20 марта.
20 марта.
Маму оперировали. В субботу утром получил телеграмму от Л. В три часа ночи самолет. В семь утра в Алжире. Каждый раз, когда выхожу на поле Мезон-Бланш, впечатление одно и то же: моя земля. Хотя небо серое, воздух нежный и волглый. Устраиваюсь в клинике, на алжирских высотах.
В безукоризненно-чистой комнате с голыми белыми стенами: ничего. Платочек и маленькая расческа. На простыне: ее узловатые руки. За окном – чудесный вид на город, спускающийся к заливу. Но от света и пространства ей хуже. Она просит, чтобы в комнате был полумрак.

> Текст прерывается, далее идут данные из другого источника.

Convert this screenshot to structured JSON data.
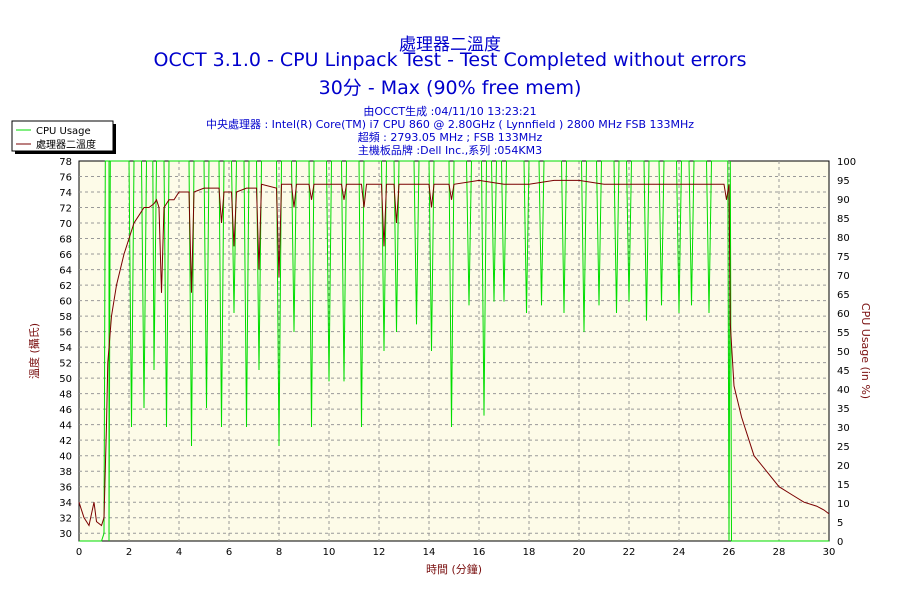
{
  "chart_data": {
    "type": "line",
    "title": "處理器二溫度",
    "subtitle": "OCCT 3.1.0 - CPU Linpack Test - Test Completed without errors",
    "subtitle2": "30分 - Max (90% free mem)",
    "info": [
      "由OCCT生成 :04/11/10 13:23:21",
      "中央處理器 : Intel(R) Core(TM) i7 CPU 860 @ 2.80GHz ( Lynnfield ) 2800 MHz FSB 133MHz",
      "超頻 : 2793.05 MHz ; FSB 133MHz",
      "主機板品牌 :Dell Inc.,系列 :054KM3"
    ],
    "xlabel": "時間 (分鐘)",
    "ylabel_left": "溫度 (攝氏)",
    "ylabel_right": "CPU Usage (in %)",
    "xlim": [
      0,
      30
    ],
    "ylim_left": [
      29,
      78
    ],
    "ylim_right": [
      0,
      100
    ],
    "x_ticks": [
      0,
      2,
      4,
      6,
      8,
      10,
      12,
      14,
      16,
      18,
      20,
      22,
      24,
      26,
      28,
      30
    ],
    "y_ticks_left": [
      30,
      32,
      34,
      36,
      38,
      40,
      42,
      44,
      46,
      48,
      50,
      52,
      54,
      56,
      58,
      60,
      62,
      64,
      66,
      68,
      70,
      72,
      74,
      76,
      78
    ],
    "y_ticks_right": [
      0,
      5,
      10,
      15,
      20,
      25,
      30,
      35,
      40,
      45,
      50,
      55,
      60,
      65,
      70,
      75,
      80,
      85,
      90,
      95,
      100
    ],
    "grid": true,
    "legend_position": "top-left",
    "series": [
      {
        "name": "CPU Usage",
        "color": "#00dd00",
        "axis": "right",
        "points": [
          [
            0,
            0
          ],
          [
            0.9,
            0
          ],
          [
            1.0,
            2
          ],
          [
            1.05,
            100
          ],
          [
            1.1,
            100
          ],
          [
            1.2,
            100
          ],
          [
            1.2,
            0
          ],
          [
            1.25,
            100
          ],
          [
            2.0,
            100
          ],
          [
            2.1,
            30
          ],
          [
            2.2,
            100
          ],
          [
            2.5,
            100
          ],
          [
            2.6,
            35
          ],
          [
            2.7,
            100
          ],
          [
            2.95,
            100
          ],
          [
            3.0,
            45
          ],
          [
            3.1,
            100
          ],
          [
            3.4,
            100
          ],
          [
            3.5,
            30
          ],
          [
            3.6,
            100
          ],
          [
            4.4,
            100
          ],
          [
            4.5,
            25
          ],
          [
            4.6,
            100
          ],
          [
            5.0,
            100
          ],
          [
            5.1,
            35
          ],
          [
            5.2,
            100
          ],
          [
            5.6,
            100
          ],
          [
            5.7,
            30
          ],
          [
            5.8,
            100
          ],
          [
            6.1,
            100
          ],
          [
            6.2,
            60
          ],
          [
            6.3,
            100
          ],
          [
            6.6,
            100
          ],
          [
            6.7,
            30
          ],
          [
            6.8,
            100
          ],
          [
            7.1,
            100
          ],
          [
            7.2,
            45
          ],
          [
            7.3,
            100
          ],
          [
            7.9,
            100
          ],
          [
            8.0,
            25
          ],
          [
            8.1,
            100
          ],
          [
            8.5,
            100
          ],
          [
            8.6,
            55
          ],
          [
            8.7,
            100
          ],
          [
            9.2,
            100
          ],
          [
            9.3,
            30
          ],
          [
            9.4,
            100
          ],
          [
            9.9,
            100
          ],
          [
            10.0,
            42
          ],
          [
            10.1,
            100
          ],
          [
            10.5,
            100
          ],
          [
            10.6,
            42
          ],
          [
            10.7,
            100
          ],
          [
            11.2,
            100
          ],
          [
            11.3,
            30
          ],
          [
            11.4,
            100
          ],
          [
            12.1,
            100
          ],
          [
            12.2,
            50
          ],
          [
            12.3,
            100
          ],
          [
            12.6,
            100
          ],
          [
            12.7,
            55
          ],
          [
            12.8,
            100
          ],
          [
            13.4,
            100
          ],
          [
            13.5,
            57
          ],
          [
            13.6,
            100
          ],
          [
            14.0,
            100
          ],
          [
            14.1,
            50
          ],
          [
            14.2,
            100
          ],
          [
            14.8,
            100
          ],
          [
            14.9,
            30
          ],
          [
            15.0,
            100
          ],
          [
            15.5,
            100
          ],
          [
            15.6,
            62
          ],
          [
            15.7,
            100
          ],
          [
            16.1,
            100
          ],
          [
            16.2,
            33
          ],
          [
            16.3,
            100
          ],
          [
            16.5,
            100
          ],
          [
            16.6,
            63
          ],
          [
            16.7,
            100
          ],
          [
            16.9,
            100
          ],
          [
            17.0,
            63
          ],
          [
            17.1,
            100
          ],
          [
            17.8,
            100
          ],
          [
            17.9,
            60
          ],
          [
            18.0,
            100
          ],
          [
            18.4,
            100
          ],
          [
            18.5,
            62
          ],
          [
            18.6,
            100
          ],
          [
            19.3,
            100
          ],
          [
            19.4,
            60
          ],
          [
            19.5,
            100
          ],
          [
            20.1,
            100
          ],
          [
            20.2,
            55
          ],
          [
            20.3,
            100
          ],
          [
            20.7,
            100
          ],
          [
            20.8,
            62
          ],
          [
            20.9,
            100
          ],
          [
            21.4,
            100
          ],
          [
            21.5,
            60
          ],
          [
            21.6,
            100
          ],
          [
            21.9,
            100
          ],
          [
            22.0,
            63
          ],
          [
            22.1,
            100
          ],
          [
            22.6,
            100
          ],
          [
            22.7,
            58
          ],
          [
            22.8,
            100
          ],
          [
            23.2,
            100
          ],
          [
            23.3,
            62
          ],
          [
            23.4,
            100
          ],
          [
            23.9,
            100
          ],
          [
            24.0,
            60
          ],
          [
            24.1,
            100
          ],
          [
            24.4,
            100
          ],
          [
            24.5,
            62
          ],
          [
            24.6,
            100
          ],
          [
            25.1,
            100
          ],
          [
            25.2,
            60
          ],
          [
            25.3,
            100
          ],
          [
            25.7,
            100
          ],
          [
            25.8,
            100
          ],
          [
            25.95,
            100
          ],
          [
            26.0,
            0
          ],
          [
            26.05,
            100
          ],
          [
            26.1,
            0
          ],
          [
            30,
            0
          ]
        ]
      },
      {
        "name": "處理器二溫度",
        "color": "#7a0000",
        "axis": "left",
        "points": [
          [
            0,
            34
          ],
          [
            0.2,
            32
          ],
          [
            0.4,
            31
          ],
          [
            0.6,
            34
          ],
          [
            0.7,
            31.5
          ],
          [
            0.9,
            31
          ],
          [
            1.0,
            32
          ],
          [
            1.1,
            44
          ],
          [
            1.15,
            52
          ],
          [
            1.3,
            58
          ],
          [
            1.5,
            62
          ],
          [
            1.8,
            66
          ],
          [
            2.0,
            68
          ],
          [
            2.2,
            70
          ],
          [
            2.4,
            71
          ],
          [
            2.6,
            72
          ],
          [
            2.8,
            72
          ],
          [
            3.0,
            72.5
          ],
          [
            3.1,
            73
          ],
          [
            3.2,
            72
          ],
          [
            3.3,
            61
          ],
          [
            3.4,
            72
          ],
          [
            3.6,
            73
          ],
          [
            3.8,
            73
          ],
          [
            4.0,
            74
          ],
          [
            4.4,
            74
          ],
          [
            4.5,
            61
          ],
          [
            4.6,
            74
          ],
          [
            5.0,
            74.5
          ],
          [
            5.6,
            74.5
          ],
          [
            5.7,
            70
          ],
          [
            5.8,
            74
          ],
          [
            6.1,
            74
          ],
          [
            6.2,
            67
          ],
          [
            6.3,
            74
          ],
          [
            6.7,
            74.5
          ],
          [
            6.8,
            74.5
          ],
          [
            7.1,
            74.5
          ],
          [
            7.2,
            64
          ],
          [
            7.3,
            75
          ],
          [
            7.9,
            74.5
          ],
          [
            8.0,
            63
          ],
          [
            8.1,
            75
          ],
          [
            8.5,
            75
          ],
          [
            8.6,
            72
          ],
          [
            8.7,
            75
          ],
          [
            9.2,
            75
          ],
          [
            9.3,
            73
          ],
          [
            9.4,
            75
          ],
          [
            10.5,
            75
          ],
          [
            10.6,
            73
          ],
          [
            10.7,
            75
          ],
          [
            11.3,
            75
          ],
          [
            11.4,
            72
          ],
          [
            11.5,
            75
          ],
          [
            12.1,
            75
          ],
          [
            12.2,
            67
          ],
          [
            12.3,
            75
          ],
          [
            12.6,
            75
          ],
          [
            12.7,
            70
          ],
          [
            12.8,
            75
          ],
          [
            14.0,
            75
          ],
          [
            14.1,
            72
          ],
          [
            14.2,
            75
          ],
          [
            14.8,
            75
          ],
          [
            14.9,
            73
          ],
          [
            15.0,
            75
          ],
          [
            16.0,
            75.5
          ],
          [
            17.0,
            75
          ],
          [
            18.0,
            75
          ],
          [
            19.0,
            75.5
          ],
          [
            20.0,
            75.5
          ],
          [
            21.0,
            75
          ],
          [
            22.0,
            75
          ],
          [
            23.0,
            75
          ],
          [
            24.0,
            75
          ],
          [
            25.0,
            75
          ],
          [
            25.8,
            75
          ],
          [
            25.9,
            73
          ],
          [
            26.0,
            75
          ],
          [
            26.05,
            57
          ],
          [
            26.2,
            49
          ],
          [
            26.5,
            45
          ],
          [
            27.0,
            40
          ],
          [
            27.5,
            38
          ],
          [
            28.0,
            36
          ],
          [
            28.5,
            35
          ],
          [
            29.0,
            34
          ],
          [
            29.5,
            33.5
          ],
          [
            29.8,
            33
          ],
          [
            30,
            32.5
          ]
        ]
      }
    ]
  }
}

Она рассказывает о Филиппе, с которым только что обручилась Поль: «Отец у него хороший, мать хорошая, сестра хорошая. Все люди старых правил. Он сам уже отслужил. С Поль они на нефтяном встретились и (соединяет вместе указательные пальцы). Ну, и ладно».
«После, когда я уже дома буду, доктор мне даст, чтобы поправиться». Говорит «спасибо господину доктору». Делать ничего не может: ни читать – не умеет, ни шить или вышивать – из-за пальцев, ни слушать что-нибудь – потому что глухая. А время еле течет, тяжело, медленно...
Губы у нее исчезли. Однако нос все такой же прямой, тонкий – лоб высокий, исполненный благородства, глаза черные и блестящие, в гладких костяных аркадах.
Она страдает молча. Послушно. Вокруг нее сидит вся семья, в тягостном молчании, и ждет... Ее брат Жозеф, который младше ее на несколько лет, тоже ждет – но так, как если бы он ждал, когда придет его черед, – покорный и грустный.
Эта странная привычка ставить перед своей фамилией слово «вдова», которое сопровождало ее всю жизнь и сейчас тоже фигурирует на каждом больничном документе.
Она прожила в незнании всего – кроме разве что страдания и терпения, – и даже теперь так же кротко продолжает впитывать физические страдания...
Существа, не тронутые ни газетами, ни радио, никакой другой техникой. Они были такими и сто лет назад, и любой социальный контекст бессилен их изменить.
Из меня как будто кровь течет. Нет? А, ну тогда ладно.
Запах шприцев. Холм, покрытый акантами, кипарисами, пиниями, пальмами, апельсиновыми деревьями, мушмулой и глициниями.
Ницше. «Никакое страдание не могло и не сможет вынудить меня лжесвидетельствовать против жизни, – такой, какой я ее знаю».
Там же.
"Шесть разных одиночеств он познал,
Но море одиноким не считал он..."
Об использовании славы в качестве прикрытия, за которым "наше собственное "я" незаметно продолжало бы играть само с собой и смеяться само над собой".
«Завоевать свободу и духовную радость, чтобы иметь возможность творить, не поддаваясь угрозам чуждых идеалов».
Чувство истории есть не что иное, как замаскированная теология.
Н., человек с севера, оказавшись под небом Неаполя, однажды вечером: «И ведь можно было умереть, так этого и не повидав!»
Письмо Гасту от 20 августа 1880 г., в котором он жалеет, что был дружен с Вагнером: «... какой мне толк от споров с ним, если почти во всем прав я?»
Человеку большой души, если у него нет своего Бога, нужны друзья.
Люди, обладающие «волей большой дальности».
Оказывается, Ницше открыл для себя Достоевского в 87-м году по «Запискам из подполья» и сравнил это с открытием «Красного и черного».